Saving Mr Banks (2013)
It’s been a long and fascinating wait to watch Saving Mr Banks (2013) that depicted the fight Walk Disney had to have the rights from P.L. Travers in order to make Mary Poppins (1964) it seems like it never happened when we see the family classic time and time again which never fails to lift the spirit.
This isn’t Mary Poppins as we know her, the books and the author Travers is mile away from the nanny we all love. Instead we find Travers (Emma Thompson) in need of money, her royalties have dried up, her only source of money is a deal for the film rights to the books. Something that Disney (Tom Hanks) has been fighting for twenty years, not wanting to break a promise to his daughter. Travers is a stubborn woman with a cold exterior who is not willing to hand her creation over to the house of mouse.
Needs must and after 20 years she gives in to look over the script that is in development, begrudgingly she flies to L.A. where she enters Uncle Walt’s world, a world that has never been defeated, always winning and getting their way. A one woman fight against all the ideas for the film is waged against the Sherman Brothers (Jason Schwartzman (Richard) and B.J. Novak (Robert)) and script writer Don Dagradi (Bradley Whitford). Yet it is Disney himself who bears the brunt of her resistance to his southern charm and ideas to bring the nanny to the screen.
All this is explained in short scenes that takes us back to Travers’ s childhood focuses on her father Travers Goff (Colin Farrell) who forms the basis for Mr banks that appears in the Poppins books and film. Moving his family half way across Australia to work at another bank, a man who adores his young daughter Ginty (Annie Rose Buckley). Plagued by his alcohol addiction which becomes clearer with each passing fleating scene that shows a little more each time. I feel these should have been longer, knowing that her past inform the books and the woman, and indeed Poppins that we know and love.
We then see from the awakenings of these memories the effect on the author, induced by the Sherman Brothers music which as irritating it was for her, she softens on hearing Feed the Birds and Fly a Kite. For the audience each song brings back nothing but happy memories of the classic film making you all warm and fuzzy inside.
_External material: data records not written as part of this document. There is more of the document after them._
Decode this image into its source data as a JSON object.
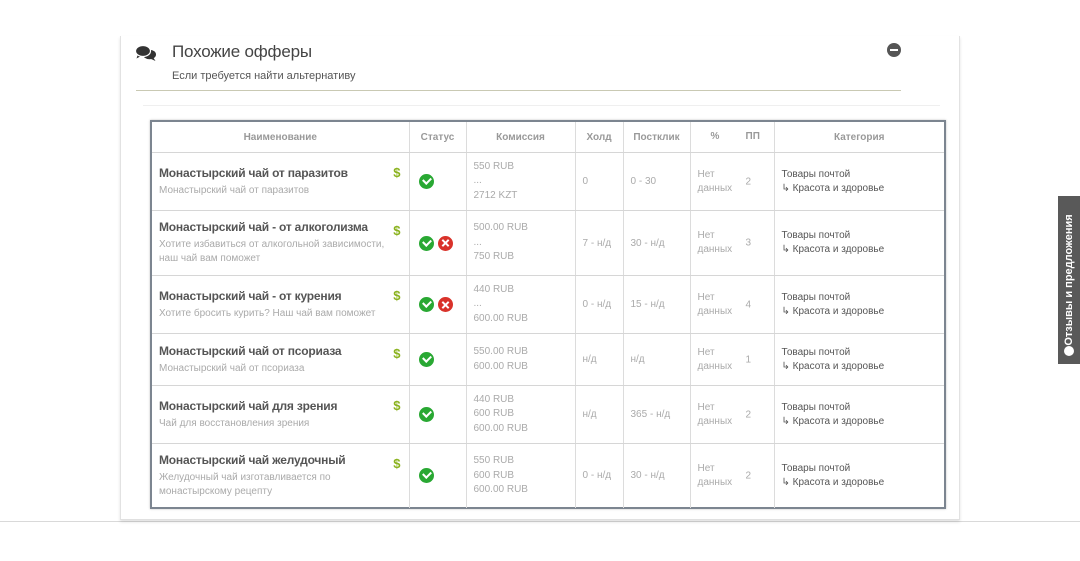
{
  "header": {
    "title": "Похожие офферы",
    "subtitle": "Если требуется найти альтернативу"
  },
  "table": {
    "columns": {
      "name": "Наименование",
      "status": "Статус",
      "commission": "Комиссия",
      "hold": "Холд",
      "postclick": "Постклик",
      "percent": "%",
      "pp": "ПП",
      "category": "Категория"
    },
    "rows": [
      {
        "title": "Монастырский чай от паразитов",
        "desc": "Монастырский чай от паразитов",
        "statuses": [
          "ok"
        ],
        "commission": [
          "550 RUB",
          "...",
          "2712 KZT"
        ],
        "hold": "0",
        "postclick": "0 - 30",
        "percent": [
          "Нет",
          "данных"
        ],
        "pp": "2",
        "category": "Товары почтой",
        "subcategory": "↳ Красота и здоровье"
      },
      {
        "title": "Монастырский чай - от алкоголизма",
        "desc": "Хотите избавиться от алкогольной зависимости, наш чай вам поможет",
        "statuses": [
          "ok",
          "no"
        ],
        "commission": [
          "500.00 RUB",
          "...",
          "750 RUB"
        ],
        "hold": "7 - н/д",
        "postclick": "30 - н/д",
        "percent": [
          "Нет",
          "данных"
        ],
        "pp": "3",
        "category": "Товары почтой",
        "subcategory": "↳ Красота и здоровье"
      },
      {
        "title": "Монастырский чай - от курения",
        "desc": "Хотите бросить курить? Наш чай вам поможет",
        "statuses": [
          "ok",
          "no"
        ],
        "commission": [
          "440 RUB",
          "...",
          "600.00 RUB"
        ],
        "hold": "0 - н/д",
        "postclick": "15 - н/д",
        "percent": [
          "Нет",
          "данных"
        ],
        "pp": "4",
        "category": "Товары почтой",
        "subcategory": "↳ Красота и здоровье"
      },
      {
        "title": "Монастырский чай от псориаза",
        "desc": "Монастырский чай от псориаза",
        "statuses": [
          "ok"
        ],
        "commission": [
          "550.00 RUB",
          "600.00 RUB"
        ],
        "hold": "н/д",
        "postclick": "н/д",
        "percent": [
          "Нет",
          "данных"
        ],
        "pp": "1",
        "category": "Товары почтой",
        "subcategory": "↳ Красота и здоровье"
      },
      {
        "title": "Монастырский чай для зрения",
        "desc": "Чай для восстановления зрения",
        "statuses": [
          "ok"
        ],
        "commission": [
          "440 RUB",
          "600 RUB",
          "600.00 RUB"
        ],
        "hold": "н/д",
        "postclick": "365 - н/д",
        "percent": [
          "Нет",
          "данных"
        ],
        "pp": "2",
        "category": "Товары почтой",
        "subcategory": "↳ Красота и здоровье"
      },
      {
        "title": "Монастырский чай желудочный",
        "desc": "Желудочный чай изготавливается по монастырскому рецепту",
        "statuses": [
          "ok"
        ],
        "commission": [
          "550 RUB",
          "600 RUB",
          "600.00 RUB"
        ],
        "hold": "0 - н/д",
        "postclick": "30 - н/д",
        "percent": [
          "Нет",
          "данных"
        ],
        "pp": "2",
        "category": "Товары почтой",
        "subcategory": "↳ Красота и здоровье"
      }
    ]
  },
  "feedback": {
    "label": "Отзывы и предложения"
  },
  "icons": {
    "header": "comments-icon",
    "collapse": "minus-circle-icon",
    "payout": "dollar-icon",
    "status_ok": "check-circle-icon",
    "status_no": "cross-circle-icon",
    "feedback": "lightbulb-icon"
  },
  "colors": {
    "dollar": "#8ab21d",
    "status_ok": "#29a833",
    "status_no": "#d9322a",
    "feedback_tab": "#595959"
  }
}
Disney’s own efforts at first to understand the woman who will not agree or compromise is not helped by a trip to Disneyland an opportunity for the film-makers and studio to take advantage of the theme park, dressing it up for the early sixties. Disney (Hanks) only really begins to understand the only woman to ever stop him when time is drawing to a close, one artist to another, as he opens up about his past he seals the deal. And the rest as we all know is history.
For the Disney Company they pulled out all the stops, just in time for the 50th anniversary of the classic film, every detail of the look of the film is taken care of, thanks in most part to the incredible archive they have, allowing for John Lee Hancock to recreate as much as possible the world of the early 1960’s. Even the première which I wasn’t expecting which was recreated in fantastic style, from the archives. History was being recreated. A chance also for a new audience to see a classic, (only a few clips) on the bog screen. Maybe that’s going to far for them, also showing a love and devotion to the film. Both Thompson and Hanks are on top form here, creating many comical moments, all courtesy of a dry witted Travers whilst Hanks really takes on the role of an American icon.
There has been criticism about sugar-coating the facts of the film, as I discovered in a Culture Show special which made me aware of a darker side to the author. The film touches on these facts lightly, Disney will never delve into areas such as her adopted son and suspected lesbian partner of 10 years. They still paint a woman who holds her characters and what they really mean to her as she comes to terms with her relationship with her father which is what the film is really about, forgiving and letting go. This is where Banks is most effective, with all the trappings to create the era and the look, with all it’s heart a resolution is made whilst pushing all the right buttons at the same time.